Pension stakeholders and civil servants have intensified calls for the National Pension Commission (PenCom) to accelerate a review of the Pension Reform Act (PRA). In interviews conducted in Abuja on Wednesday, February 18, 2026, contributors expressed concern that current withdrawal limits hinder their ability to achieve financial independence after service.
Mr. Simon Uzor, a civil servant retiring next year, argued that retirees should have greater access to their savings to fund post-career businesses, noting that the current “small amounts” often vanish before any meaningful investment can be made.
Under the existing legal framework of the Contributory Pension Scheme (CPS), the PRA provides clear provisions for the withdrawal of lump sum benefits once a contributor reaches retirement age.

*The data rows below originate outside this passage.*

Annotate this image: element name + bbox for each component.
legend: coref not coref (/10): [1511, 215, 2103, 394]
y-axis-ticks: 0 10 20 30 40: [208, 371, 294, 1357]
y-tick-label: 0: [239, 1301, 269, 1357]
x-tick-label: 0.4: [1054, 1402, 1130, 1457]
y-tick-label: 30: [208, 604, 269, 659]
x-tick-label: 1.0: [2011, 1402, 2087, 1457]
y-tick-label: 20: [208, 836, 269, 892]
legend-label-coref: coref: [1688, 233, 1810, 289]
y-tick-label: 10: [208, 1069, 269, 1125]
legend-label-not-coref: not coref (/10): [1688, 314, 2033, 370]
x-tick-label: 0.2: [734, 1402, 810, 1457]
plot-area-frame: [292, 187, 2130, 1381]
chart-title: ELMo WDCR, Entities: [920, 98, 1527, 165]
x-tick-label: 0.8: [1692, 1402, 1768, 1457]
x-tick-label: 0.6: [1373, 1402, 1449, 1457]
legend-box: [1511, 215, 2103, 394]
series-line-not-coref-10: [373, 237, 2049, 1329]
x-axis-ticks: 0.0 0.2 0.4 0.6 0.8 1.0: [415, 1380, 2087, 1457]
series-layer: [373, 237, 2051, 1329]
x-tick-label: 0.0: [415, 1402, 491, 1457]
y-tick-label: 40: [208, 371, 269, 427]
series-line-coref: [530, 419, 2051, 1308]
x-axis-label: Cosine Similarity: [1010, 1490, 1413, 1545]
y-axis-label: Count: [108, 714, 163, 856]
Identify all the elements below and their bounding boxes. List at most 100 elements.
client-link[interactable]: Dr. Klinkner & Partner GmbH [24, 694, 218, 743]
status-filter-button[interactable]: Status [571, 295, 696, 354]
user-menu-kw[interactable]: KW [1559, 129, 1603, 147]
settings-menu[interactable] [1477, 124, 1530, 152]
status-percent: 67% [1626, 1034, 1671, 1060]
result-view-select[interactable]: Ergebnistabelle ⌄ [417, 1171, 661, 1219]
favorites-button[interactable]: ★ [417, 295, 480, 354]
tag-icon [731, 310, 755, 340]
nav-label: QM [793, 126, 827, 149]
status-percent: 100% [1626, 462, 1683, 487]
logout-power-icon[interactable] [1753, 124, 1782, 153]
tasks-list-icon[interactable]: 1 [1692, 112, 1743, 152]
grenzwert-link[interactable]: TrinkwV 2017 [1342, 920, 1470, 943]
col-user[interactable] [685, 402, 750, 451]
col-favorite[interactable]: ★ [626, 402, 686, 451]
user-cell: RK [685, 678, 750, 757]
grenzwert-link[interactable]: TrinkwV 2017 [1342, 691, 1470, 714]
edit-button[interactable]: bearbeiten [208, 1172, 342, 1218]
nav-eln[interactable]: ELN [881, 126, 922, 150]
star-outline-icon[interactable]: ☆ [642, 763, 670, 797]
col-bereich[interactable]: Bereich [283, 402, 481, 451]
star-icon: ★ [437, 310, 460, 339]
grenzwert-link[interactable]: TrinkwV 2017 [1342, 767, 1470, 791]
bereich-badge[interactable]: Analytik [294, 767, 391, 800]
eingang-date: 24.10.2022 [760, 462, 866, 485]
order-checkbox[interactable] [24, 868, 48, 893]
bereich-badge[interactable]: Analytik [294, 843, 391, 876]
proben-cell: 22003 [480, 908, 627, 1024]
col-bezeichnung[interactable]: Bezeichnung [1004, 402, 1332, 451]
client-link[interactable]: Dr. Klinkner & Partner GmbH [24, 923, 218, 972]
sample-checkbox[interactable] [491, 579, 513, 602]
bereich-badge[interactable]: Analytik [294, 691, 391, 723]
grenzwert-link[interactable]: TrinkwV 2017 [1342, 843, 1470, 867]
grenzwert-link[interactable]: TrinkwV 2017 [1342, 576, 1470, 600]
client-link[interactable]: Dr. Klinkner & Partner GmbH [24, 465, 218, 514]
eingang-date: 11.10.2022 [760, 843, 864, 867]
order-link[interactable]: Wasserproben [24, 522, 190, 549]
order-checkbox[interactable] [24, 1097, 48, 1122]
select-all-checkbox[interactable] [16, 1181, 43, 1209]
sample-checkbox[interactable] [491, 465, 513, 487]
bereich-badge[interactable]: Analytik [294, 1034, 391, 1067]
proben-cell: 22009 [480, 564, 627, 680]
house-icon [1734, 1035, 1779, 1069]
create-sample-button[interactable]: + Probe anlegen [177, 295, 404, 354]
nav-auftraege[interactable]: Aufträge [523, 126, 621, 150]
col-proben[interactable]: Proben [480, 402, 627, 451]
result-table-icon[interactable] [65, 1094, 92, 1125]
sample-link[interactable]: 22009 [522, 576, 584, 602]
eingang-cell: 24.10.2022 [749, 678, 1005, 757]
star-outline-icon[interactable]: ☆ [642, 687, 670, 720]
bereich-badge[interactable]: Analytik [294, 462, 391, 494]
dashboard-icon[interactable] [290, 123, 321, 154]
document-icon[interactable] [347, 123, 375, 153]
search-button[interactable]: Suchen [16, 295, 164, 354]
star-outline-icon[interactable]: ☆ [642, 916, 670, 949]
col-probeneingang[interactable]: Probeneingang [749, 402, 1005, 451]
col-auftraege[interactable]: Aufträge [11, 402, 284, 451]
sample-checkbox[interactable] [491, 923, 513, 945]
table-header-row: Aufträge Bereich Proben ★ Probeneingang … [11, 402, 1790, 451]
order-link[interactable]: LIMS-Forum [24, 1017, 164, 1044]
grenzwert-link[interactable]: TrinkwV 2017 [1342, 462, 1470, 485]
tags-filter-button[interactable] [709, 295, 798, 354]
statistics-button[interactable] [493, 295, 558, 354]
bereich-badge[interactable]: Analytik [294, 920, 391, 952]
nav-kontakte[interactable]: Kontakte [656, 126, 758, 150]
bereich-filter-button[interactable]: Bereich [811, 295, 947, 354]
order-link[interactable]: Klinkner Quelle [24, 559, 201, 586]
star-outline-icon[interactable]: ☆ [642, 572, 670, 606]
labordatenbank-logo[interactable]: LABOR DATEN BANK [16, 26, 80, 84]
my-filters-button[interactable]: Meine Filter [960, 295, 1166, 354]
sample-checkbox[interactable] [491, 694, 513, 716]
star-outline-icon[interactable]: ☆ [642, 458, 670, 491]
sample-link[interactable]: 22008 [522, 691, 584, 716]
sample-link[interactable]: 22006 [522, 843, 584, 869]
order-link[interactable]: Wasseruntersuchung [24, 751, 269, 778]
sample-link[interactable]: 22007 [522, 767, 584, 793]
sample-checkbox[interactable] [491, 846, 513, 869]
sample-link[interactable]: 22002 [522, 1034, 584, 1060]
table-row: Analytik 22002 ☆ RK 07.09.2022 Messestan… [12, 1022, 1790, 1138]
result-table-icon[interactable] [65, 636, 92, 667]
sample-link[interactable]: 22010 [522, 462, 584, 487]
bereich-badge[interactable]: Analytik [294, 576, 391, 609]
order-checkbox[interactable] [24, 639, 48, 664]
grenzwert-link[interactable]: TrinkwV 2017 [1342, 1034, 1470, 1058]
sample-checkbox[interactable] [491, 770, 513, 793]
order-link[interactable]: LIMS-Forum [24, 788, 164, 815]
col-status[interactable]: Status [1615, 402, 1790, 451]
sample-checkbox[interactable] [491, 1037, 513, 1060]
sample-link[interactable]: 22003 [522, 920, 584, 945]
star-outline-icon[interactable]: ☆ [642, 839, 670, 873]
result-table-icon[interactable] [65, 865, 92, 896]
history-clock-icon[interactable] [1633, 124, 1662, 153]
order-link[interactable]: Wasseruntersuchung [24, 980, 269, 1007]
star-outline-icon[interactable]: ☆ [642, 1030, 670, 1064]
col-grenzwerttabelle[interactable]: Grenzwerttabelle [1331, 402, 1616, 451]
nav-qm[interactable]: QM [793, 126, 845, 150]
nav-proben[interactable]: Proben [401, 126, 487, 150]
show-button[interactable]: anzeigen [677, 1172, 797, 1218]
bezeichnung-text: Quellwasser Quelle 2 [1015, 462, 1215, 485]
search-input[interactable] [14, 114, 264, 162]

The Act stipulates that a retiree is entitled to access a portion of their Retirement Savings Account (RSA) balance, provided that the remaining funds are sufficient to sustain a programmed withdrawal or an annuity. This mandatory “residual balance” ensures that the retiree receives a steady monthly pension for life, a safeguard meant to prevent elderly poverty.
Despite these safeguards, many retirees find the current implementation restrictive. Mr. Ojo Ibrahim shared that his lump sum was quickly depleted by immediate family expenses like school fees and rent, leaving nothing for business capital.
While advocates like Mr. Sani Mustapha of COPEHRA clarify that the lump sum is not a fixed rate but is determined by life expectancy and total RSA balance, workers like Mr. Usman Musa suggest a 50 percent minimum threshold. As PenCom oversees the implementation of these rules, the growing consensus among stakeholders is that the Act must be modernized to reflect the current economic landscape and the practical needs of the Nigerian retiree.